Накануне праздника, после торжественного собрания в клубе, Уфимцев сходил в баню, напарился до истомы, потом, разомлевший от пара, от горячей воды, лег спать и спал мертво, без снов, как не спал уже давно, — от него тоже отхлынули заботы, стало бездумно и легко, словно в бане он смыл с себя все, что жило в нем эти дни.
Он, наверное, проспал
бы до обеда, но Никита разбудил его завтракать, — жена приготовила пирог с мясом. Побрившись, надев свежую рубашку, он вышел к столу, где дожидались его Никита с женой и дочерью. В комнате было светло и празднично, и за столом тоже — стояла бутылка вина, графин с водкой. Выпив рюмку — от другой он отказался, поев пирога и поблагодарив хозяев, Уфимцев ушел к себе.Он долго сидел у окна, глядел на заснеженный двор, было скучно и одиноко. Потом включил радио и только прислушался к началу парада на Красной площади, как увидел в окно своих детей, входивших во двор, и выскочил на крыльцо.
— Папа, с праздником! — крикнул Игорек. — А нам вот что в школе дали, — и он высоко поднял кулек со сладостями.
Уфимцев поцеловал его, поцеловал Маринку, повел к себе, — оказалось, дети шли со школьного утренника.

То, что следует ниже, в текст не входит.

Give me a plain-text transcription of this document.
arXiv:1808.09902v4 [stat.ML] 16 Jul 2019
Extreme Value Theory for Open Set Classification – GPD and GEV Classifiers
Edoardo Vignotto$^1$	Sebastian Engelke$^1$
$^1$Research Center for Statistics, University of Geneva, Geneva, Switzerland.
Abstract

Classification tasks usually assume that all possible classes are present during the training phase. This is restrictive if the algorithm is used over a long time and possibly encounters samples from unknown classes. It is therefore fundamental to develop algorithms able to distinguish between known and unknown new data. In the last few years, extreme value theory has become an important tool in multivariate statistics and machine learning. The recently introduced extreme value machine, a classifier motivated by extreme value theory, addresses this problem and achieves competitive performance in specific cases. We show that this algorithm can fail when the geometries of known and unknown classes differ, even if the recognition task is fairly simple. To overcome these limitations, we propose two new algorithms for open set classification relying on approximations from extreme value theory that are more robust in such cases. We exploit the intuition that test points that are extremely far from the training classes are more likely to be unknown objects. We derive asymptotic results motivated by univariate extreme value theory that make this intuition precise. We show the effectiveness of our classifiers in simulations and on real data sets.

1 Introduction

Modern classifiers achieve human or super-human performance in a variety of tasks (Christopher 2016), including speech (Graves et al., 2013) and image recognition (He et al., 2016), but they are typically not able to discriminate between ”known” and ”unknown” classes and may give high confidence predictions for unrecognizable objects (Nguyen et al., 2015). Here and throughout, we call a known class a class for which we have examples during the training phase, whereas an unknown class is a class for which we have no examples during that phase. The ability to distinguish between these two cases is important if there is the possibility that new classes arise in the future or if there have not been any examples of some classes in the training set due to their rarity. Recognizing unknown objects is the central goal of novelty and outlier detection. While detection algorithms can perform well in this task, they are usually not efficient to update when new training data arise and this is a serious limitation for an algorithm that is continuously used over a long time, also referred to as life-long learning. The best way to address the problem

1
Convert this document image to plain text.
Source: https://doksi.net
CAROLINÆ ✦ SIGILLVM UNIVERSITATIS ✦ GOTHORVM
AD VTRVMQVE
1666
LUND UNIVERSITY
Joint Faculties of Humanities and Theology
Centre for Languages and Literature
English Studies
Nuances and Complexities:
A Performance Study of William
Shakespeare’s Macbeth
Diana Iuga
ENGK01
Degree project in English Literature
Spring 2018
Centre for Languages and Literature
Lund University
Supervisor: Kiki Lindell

— Вот и гости к тебе, Егор Арсентьевич, пожаловали, — обрадованно пропела хозяйка, когда он вошел с детьми в дом. — Давай угощай.
Дети разделись, прошли в его комнату, хозяйка принесла им чаю, по куску пирога. Он сидел и с давно не испытываемым чувством ликования в душе глядел, как проворно уплетал пирог Игорь, как аккуратно, наклонившись над столом, пила маленькими глоточками чай Марина. Вот чего ему недоставало! И пусть бы так было дальше, больше ему ничего и не надо.
— Спасибо, что пришли, а то я тут совсем расклеился, — признался он детям, посмеиваясь над праздничной тоской.
— Нам мама наказала к тебе зайти, — сказал Игорь. — Говорит, поздравьте отца.
— Мама?!
Он встал, заходил по комнате. Увидев обеспокоенный взгляд Маринки, сел, придвинул детям конфеты, чуть присохшие пирожные, которые купил позавчера в Колташах.
— Не хочу, — сказал Игорь. — Пирога досыта наелся.
— Тогда возьмите с собой.
Проводив детей, Уфимцев еще посидел в комнате, тоска вновь захлестнула его, и он пошел к матери.
На улице еще мало народа, одна молодежь да ребятишки с санками, облепившие Кривой увал. Пожилые люди пока сидели за столами, оглушая себя песнями, и он беспрепятственно дошел до дома матери. Пойди чуть позже, мог бы и не дойти: не дали бы колхозники председателю в такой день пройти мимо, затащили бы к себе.
У Максима готовились к праздничному обеду, — пришли зять и Лида, и появлению Егора обрадовались все, особенно Физа.
— Явился, задаваха. — Она ласково ткнула его в лоб, как телка. — И глаз не кажет, забыл, где живем.
— А мы за тобой посылать хотели, — весело крикнул Максим, крутясь на здоровой ноге вокруг стола, ища чем бы открыть бутылку с вином. — Да ребят унесло куда-то, не дозовешься.
Евдокия Ивановна, принарядившаяся по случаю праздника, сидела на широкой лавке, привалясь к простенку.
— Иди сюда, посиди с матерью, бездомник, — позвала она Уфимцева.
Он подошел к ней, обнял легонько — мать похудела после болезни.
— Ну как там у тебя? Когда помиритесь? — спросила она.
— Не знаю, мама. Ничего не знаю... И как дальше будет — не представляю сам.
— Вчера она ко мне заходила, попроведала... Тяжело ей одной, Егор, — вздохнула мать. — Хоть она и не говорит, а я вижу, вижу. Вроде весело ей, смеется, а у самой в глазах слезы стоят. Ох, горе ты наше!
Евдокия Ивановна неожиданно всхлипнула, сморщив лицо, но взяла себя в руки, не дала волю слезам, вытерла глаза платочком.